David Speedie Awarded €85,000 at High Court Defamation Hearing


Former soccer player David Speedie has been awarded €85,000 compensation for claims he was suspected of criminal activity at a High Court defamation hearing.

Speedie brought his court action after the Sunday World claimed that the former Chelsea and Liverpool soccer player had links with criminal figures and that Gardai had reason to suspect he had been involved in criminal activity.

According to testimony given at the High Court defamation hearing, the newspaper published two articles in April 2011 which gave the impression Speedie was involved in smuggling or the transportation of drugs and had links to gangland crime.

During the five-day High Court defamation hearing, Speedie told the court the articles drew untrue conclusions from the fact that his fiancée is the sister of a woman married to Ritchie Thompson – the brother of convicted criminal “Fat” Freddie Thompson.

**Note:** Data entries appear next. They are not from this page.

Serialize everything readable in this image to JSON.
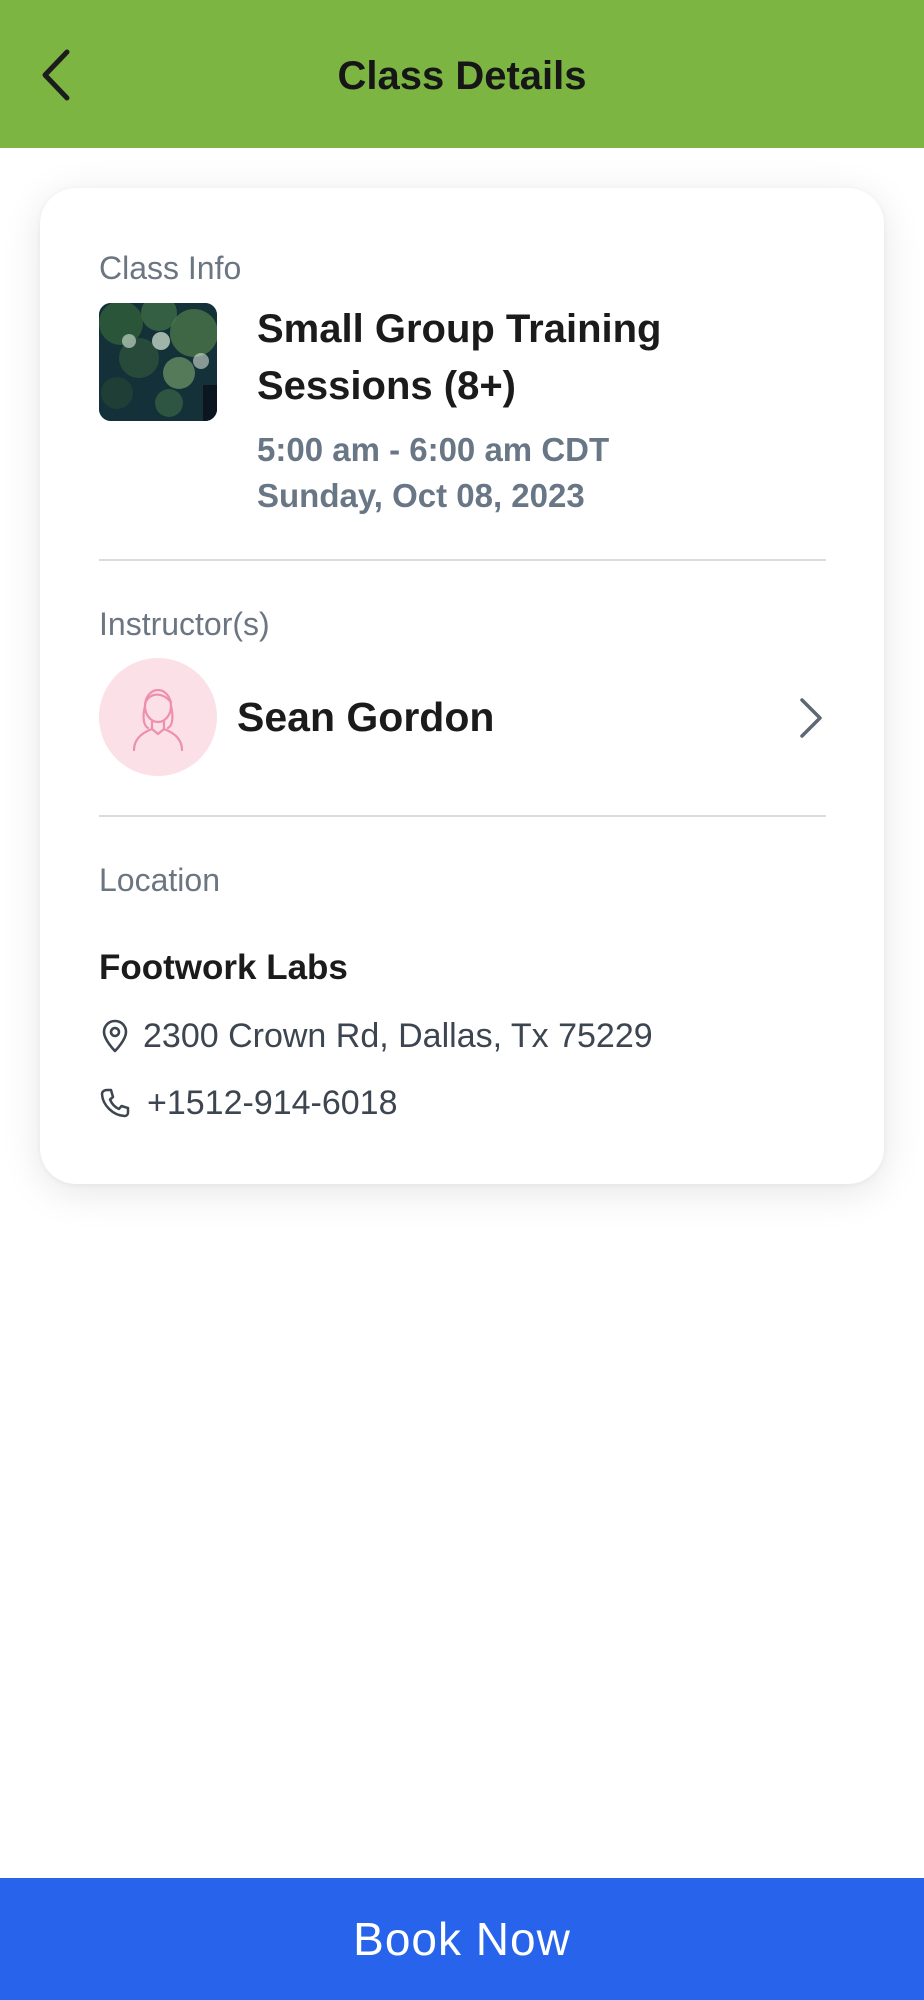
{
  "header": {
    "title": "Class Details",
    "back_icon": "chevron-left-icon"
  },
  "class_info": {
    "label": "Class Info",
    "title": "Small Group Training Sessions (8+)",
    "time": "5:00 am - 6:00 am CDT",
    "date": "Sunday, Oct 08, 2023"
  },
  "instructors": {
    "label": "Instructor(s)",
    "name": "Sean Gordon",
    "avatar_icon": "person-outline-icon",
    "chevron_icon": "chevron-right-icon"
  },
  "location": {
    "label": "Location",
    "name": "Footwork Labs",
    "address": "2300 Crown Rd, Dallas, Tx 75229",
    "phone": "+1512-914-6018",
    "address_icon": "map-pin-icon",
    "phone_icon": "phone-icon"
  },
  "footer": {
    "book_label": "Book Now"
  },
  "colors": {
    "header_green": "#7db543",
    "book_blue": "#2764eb",
    "avatar_pink": "#fbe0e8",
    "muted_text": "#6c7682"
  }
}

Speedie told the jury that the allegations damaged his reputation as a football pundit and led him fearing for his life and those close to him. He said he did not associate with criminals and drug dealers, or socialise with Ritchie Thompson.

The Sunday World, its editor Colm MacGinty and the reporter that wrote the story – Mick McCaffrey – denied that they had defamed Speedie and said that the content of the newspaper articles was true. McCaffrey said that his report was faithful to the notes he had taken on the day of the phone interview with Speedie.

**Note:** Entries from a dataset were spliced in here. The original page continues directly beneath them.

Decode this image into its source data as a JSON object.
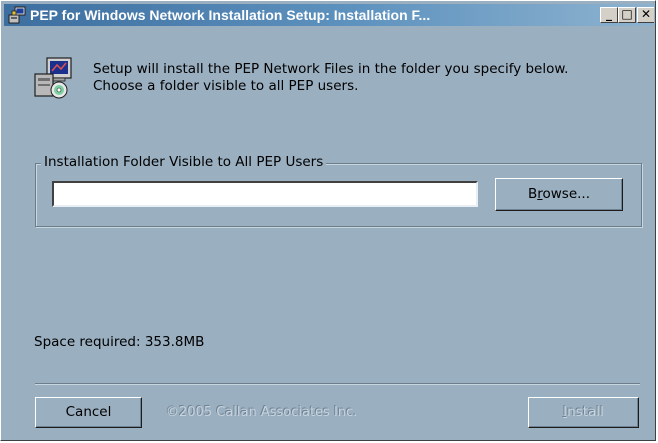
{
  "window": {
    "title": "PEP for Windows Network Installation Setup: Installation F...",
    "controls": {
      "minimize": "_",
      "maximize": "□",
      "close": "✕"
    }
  },
  "message": {
    "line1": "Setup will install the PEP Network Files in the folder you specify below.",
    "line2": "Choose a folder visible to all PEP users."
  },
  "folder_group": {
    "label": "Installation Folder Visible to All PEP Users",
    "input_value": "",
    "browse_pre": "B",
    "browse_hotkey": "r",
    "browse_post": "owse..."
  },
  "space_required": "Space required: 353.8MB",
  "footer": {
    "cancel_label": "Cancel",
    "copyright": "©2005 Callan Associates Inc.",
    "install_hotkey": "I",
    "install_post": "nstall",
    "install_enabled": false
  },
  "colors": {
    "window_bg": "#9aafc0",
    "titlebar_start": "#3c6e9f",
    "titlebar_end": "#8db2cf",
    "disabled_text": "#c7d4de"
  },
  "icons": {
    "title": "installer-icon",
    "message": "setup-computer-icon"
  }
}
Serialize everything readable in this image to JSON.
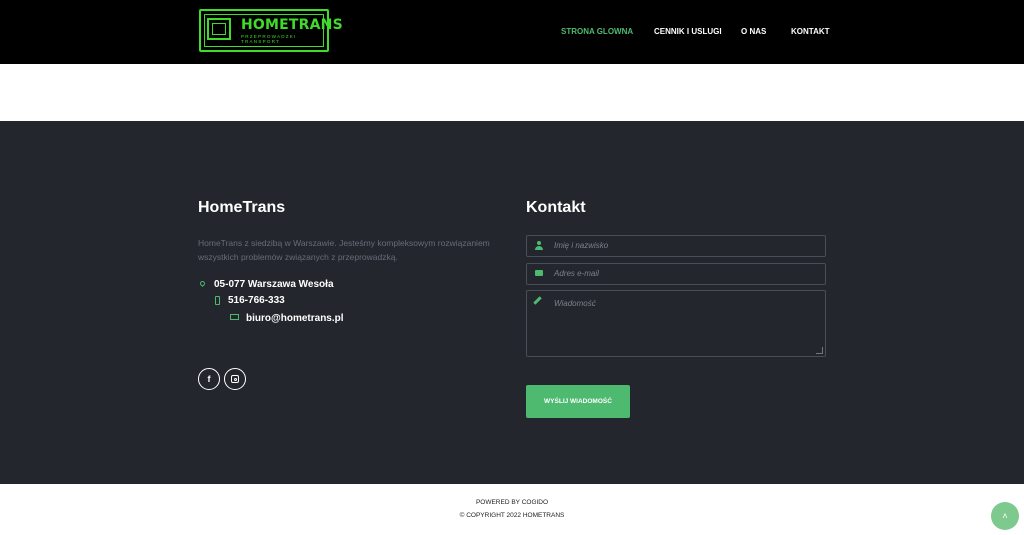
{
  "header": {
    "logo_name": "HOMETRANS",
    "logo_sub": "PRZEPROWADZKI TRANSPORT",
    "nav": [
      "STRONA GLOWNA",
      "CENNIK I USLUGI",
      "O NAS",
      "KONTAKT"
    ],
    "active_nav": "STRONA GLOWNA"
  },
  "about": {
    "title": "HomeTrans",
    "description": "HomeTrans z siedzibą w Warszawie. Jesteśmy kompleksowym rozwiązaniem wszystkich problemów związanych z przeprowadzką.",
    "address": "05-077 Warszawa Wesoła",
    "phone": "516-766-333",
    "email": "biuro@hometrans.pl",
    "social": [
      "facebook-icon",
      "instagram-icon"
    ],
    "facebook_glyph": "f"
  },
  "contact": {
    "title": "Kontakt",
    "name_placeholder": "Imię i nazwisko",
    "email_placeholder": "Adres e-mail",
    "message_placeholder": "Wiadomość",
    "submit_label": "WYŚLIJ WIADOMOŚĆ"
  },
  "footer": {
    "powered": "POWERED BY COGIDO",
    "copyright": "© COPYRIGHT 2022 HOMETRANS",
    "to_top_glyph": "˄"
  },
  "colors": {
    "accent": "#4eba6f",
    "logo_green": "#3fdc2a",
    "header_bg": "#000000",
    "band_bg": "#23262d"
  }
}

At the end of the High Court defamation hearing, the jury was asked to consider eight questions regarding whether the content of the articles implied Gardai had reason to suspect that Speedie was engaged in criminal activity and associated with known criminals.

After two days of deliberations, the jury returned a verdict in favour of Speedie and awarded him €85,000 compensation. The jury also recommended that the Sunday World publish an apology. Mr Justice John Hedigan told the jury while they may recommend the publishing of an apology, he could not compel the Sunday Mirror to do that.